A mon époque, on ne pensait pas que la technologie aboutirait à cela. Et pourtant, nous aurions dû le voir venir. Les réseaux sociaux faisaient la part belle à l’écriture. Plus le temps passait et plus les gens s’écrivaient. Les appels étaient remplacés par les sms et les mails. À défaut de se déplacer pour voir par eux-mêmes, les gens utilisaient Internet et envoyaient des mails pour obtenir des renseignements. Les smartphones n’ont rien fait pour améliorer ça. Au contraire, ils ont  aggravé la situation. Désormais les mails et les réseaux sociaux étaient disponibles dans notre poche. Comme si cela ne suffisait pas, les industries créaient des besoins dont nous allions devenir dépendants. Les tablettes ont ainsi vu le jour. L’excentrisme du monde a ensuite créé la phablette, enfant hybride issu de la relation entre le smartphone et la tablette. L’homme devenait de plus en plus dépendant de ses gadgets dont le monde pouvait amplement se passer. Symbole de l’avilissement de l’homme, tels des prisonniers, nous avons accroché ces montres smartphones à nos poignets. Pour rester « connectés », comme aimaient le dire les médias. Connectés à quoi ? Je me le demande toujours.

Je pensais que le monde ne pouvait devenir plus individualiste, et chaque jour que je vivais me prouvait le contraire. D’ailleurs, il me le prouve toujours. Nous sommes devenus des objets, des esclaves, en quelque sorte. Je repense ainsi aux films de ma jeunesse ; Matrix, I, robot, Terminator. Ils n’avaient tort que sur une seule chose : la forme que prendrait la machine qui nous gouvernerait. Au lieu d’essayer de tisser des liens avec les autres, l’Homme se recroquevillait sur lui.
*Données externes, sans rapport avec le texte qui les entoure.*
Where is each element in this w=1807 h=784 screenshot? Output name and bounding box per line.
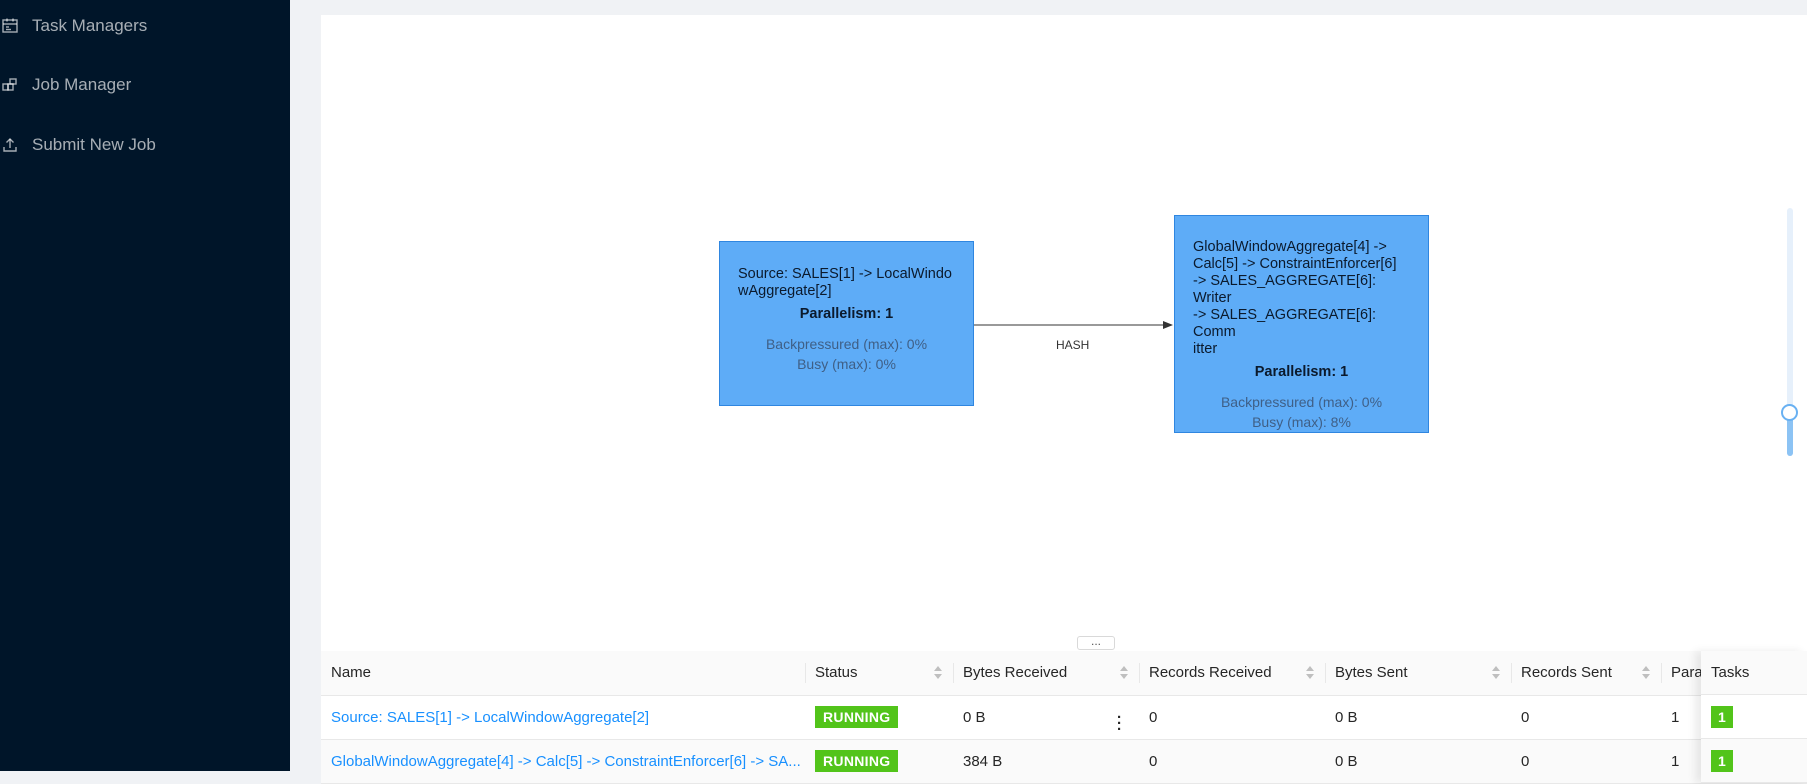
cell-bytes-sent: 0 B bbox=[1325, 739, 1511, 784]
job-manager-icon bbox=[0, 75, 20, 95]
node-name-line: wAggregate[2] bbox=[738, 283, 832, 299]
tasks-badge: 1 bbox=[1711, 749, 1733, 772]
cell-records-sent: 0 bbox=[1511, 739, 1661, 784]
node-backpressured: Backpressured (max): 0% bbox=[1220, 394, 1383, 410]
sort-icon[interactable] bbox=[1641, 666, 1651, 680]
cell-records-received: 0 bbox=[1139, 739, 1325, 784]
cell-records-received: 0 bbox=[1139, 695, 1325, 740]
sidebar-item-job-manager[interactable]: Job Manager bbox=[0, 65, 131, 105]
table-header-row: Name Status Bytes Received Records Recei… bbox=[321, 651, 1807, 696]
column-header-bytes-received[interactable]: Bytes Received bbox=[953, 651, 1139, 696]
cell-records-sent: 0 bbox=[1511, 695, 1661, 740]
column-header-bytes-sent[interactable]: Bytes Sent bbox=[1325, 651, 1511, 696]
sort-icon[interactable] bbox=[1305, 666, 1315, 680]
column-header-status[interactable]: Status bbox=[805, 651, 953, 696]
node-name-line: -> SALES_AGGREGATE[6]: Comm bbox=[1193, 307, 1377, 340]
zoom-slider-handle[interactable] bbox=[1781, 404, 1798, 421]
column-header-label: Records Received bbox=[1149, 664, 1272, 682]
column-header-tasks: Tasks bbox=[1701, 651, 1807, 695]
node-parallelism: Parallelism: 1 bbox=[799, 306, 894, 322]
column-header-label: Status bbox=[815, 664, 858, 682]
vertex-link[interactable]: GlobalWindowAggregate[4] -> Calc[5] -> C… bbox=[331, 753, 801, 770]
node-name-line: GlobalWindowAggregate[4] -> bbox=[1193, 239, 1387, 255]
sidebar-item-label: Task Managers bbox=[32, 16, 148, 35]
node-name: GlobalWindowAggregate[4] -> Calc[5] -> C… bbox=[1175, 216, 1428, 358]
sidebar-item-task-managers[interactable]: Task Managers bbox=[0, 6, 147, 46]
more-icon[interactable]: · · · bbox=[1117, 710, 1125, 737]
cell-tasks: 1 bbox=[1701, 695, 1807, 739]
node-name: Source: SALES[1] -> LocalWindo wAggregat… bbox=[720, 242, 973, 300]
cell-name: GlobalWindowAggregate[4] -> Calc[5] -> C… bbox=[321, 739, 805, 784]
status-badge: RUNNING bbox=[815, 706, 899, 728]
sidebar-item-label: Job Manager bbox=[32, 75, 132, 94]
node-busy: Busy (max): 0% bbox=[797, 356, 896, 372]
column-header-label: Records Sent bbox=[1521, 664, 1612, 682]
tasks-badge: 1 bbox=[1711, 705, 1733, 728]
edge-label: HASH bbox=[1056, 338, 1089, 352]
sidebar: Task Managers Job Manager Submit New Job bbox=[0, 0, 290, 771]
sidebar-item-label: Submit New Job bbox=[32, 135, 156, 154]
column-header-label: Bytes Sent bbox=[1335, 664, 1408, 682]
graph-node[interactable]: GlobalWindowAggregate[4] -> Calc[5] -> C… bbox=[1174, 215, 1429, 433]
node-busy: Busy (max): 8% bbox=[1252, 414, 1351, 430]
node-backpressured: Backpressured (max): 0% bbox=[765, 336, 928, 352]
cell-bytes-received: 384 B bbox=[953, 739, 1139, 784]
table-row[interactable]: GlobalWindowAggregate[4] -> Calc[5] -> C… bbox=[321, 739, 1807, 784]
sort-icon[interactable] bbox=[1491, 666, 1501, 680]
cell-name: Source: SALES[1] -> LocalWindowAggregate… bbox=[321, 695, 805, 740]
tasks-column: Tasks 1 1 bbox=[1701, 651, 1807, 783]
sidebar-item-submit-new-job[interactable]: Submit New Job bbox=[0, 125, 156, 165]
task-managers-icon bbox=[0, 16, 20, 36]
job-graph[interactable]: HASH Source: SALES[1] -> LocalWindo wAgg… bbox=[321, 15, 1807, 635]
status-badge: RUNNING bbox=[815, 750, 899, 772]
zoom-slider[interactable] bbox=[1781, 208, 1798, 456]
column-header-records-sent[interactable]: Records Sent bbox=[1511, 651, 1661, 696]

Il se réveillait smartphone, mangeait smartphone, travaillait smartphone et dormait smartphone. Le papier était peu à peu délaissé, les échanges verbaux peu à peu saturés de silence.

Les plus connectés étaient sans surprise les plus riches. La technologie venait de créer une nouvelle source d’envie, de différence. C’est donc à mon époque que le clivage a réellement commencé. Moins brutal qu’aujourd’hui, certes, nous n’en sommes pas pour autant moins responsables. Le smartphone et ses congénères devinrent très rapidement objet à batailles, vols, haines et autres vices. Les fabricants de contrefaçons ne perdirent pas une seconde et s’engouffrèrent dans la brèche sans se faire prier. Les gens en manque de reconnaissance qui n’avaient pas les moyens de dépenser un millier d’euros pour ces nouveaux bijoux s’arrachaient les répliques. Comme tout objet de désir, cette famille technologique possédait sa filière parallèle.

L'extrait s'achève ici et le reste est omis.